Image: Professor Elizabeth Anionwu
Creative Commons BY SA
Members of the public, undergraduate or postgraduate healthcare students, nurses, medics.
A bundle of three open educational resource by Professor Anionwu talking about the development of nurse counselling in the UK and how the role emerged to support patients and families with sickle cell disease and thalassaemia back in the 1970’s.
Interview led by Professor Simon Dyson with Professor Elizabeth Anionwu.
Professor Anionwu was the first sickle cell and thalassaemia nurse counsellor in Britain in the 1970s. As she was the only person in the role, she developed it as she went along. In contrast today, there are teams of counsellors, specialising in children or adults with the condition.

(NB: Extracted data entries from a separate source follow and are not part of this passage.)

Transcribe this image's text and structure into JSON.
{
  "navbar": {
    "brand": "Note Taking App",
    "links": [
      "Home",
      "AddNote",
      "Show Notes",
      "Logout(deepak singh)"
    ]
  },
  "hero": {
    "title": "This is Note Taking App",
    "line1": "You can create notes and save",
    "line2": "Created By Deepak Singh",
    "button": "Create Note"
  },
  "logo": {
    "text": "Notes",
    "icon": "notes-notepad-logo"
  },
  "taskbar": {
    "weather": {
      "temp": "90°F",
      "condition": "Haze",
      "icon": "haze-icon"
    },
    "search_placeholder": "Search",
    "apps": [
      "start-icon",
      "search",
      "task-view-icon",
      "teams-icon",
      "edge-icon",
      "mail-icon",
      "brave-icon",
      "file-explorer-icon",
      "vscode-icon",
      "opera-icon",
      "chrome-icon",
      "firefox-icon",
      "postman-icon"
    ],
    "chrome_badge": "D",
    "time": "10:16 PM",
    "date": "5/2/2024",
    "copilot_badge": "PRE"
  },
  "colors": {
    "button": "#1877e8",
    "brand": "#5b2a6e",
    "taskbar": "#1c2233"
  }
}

There was little information available then and today the role continues to develop with counsellors working in homes, and being involved in newborn screening of babies to help with the diagnosis of the condition. The nurse counsellor role often is very much being a go-between between families and hospitals, families and schools and then employers. The role very much is about communicating the condition and raising awareness.
Today the role is more technical with the NHS having introduced a screening plan for all new born babies to be tested for sickle cell disease. Thus, nurse counsellors need to understand aspects of biomedical laboratory data and understand the genetics of the condition in order to advise patients and their families, and even prospective parents.
Professor Anionwu has dedicated her life work to the area of sickle cell and thalassemia, and this 9 minute interview is both enlightening and inspiring.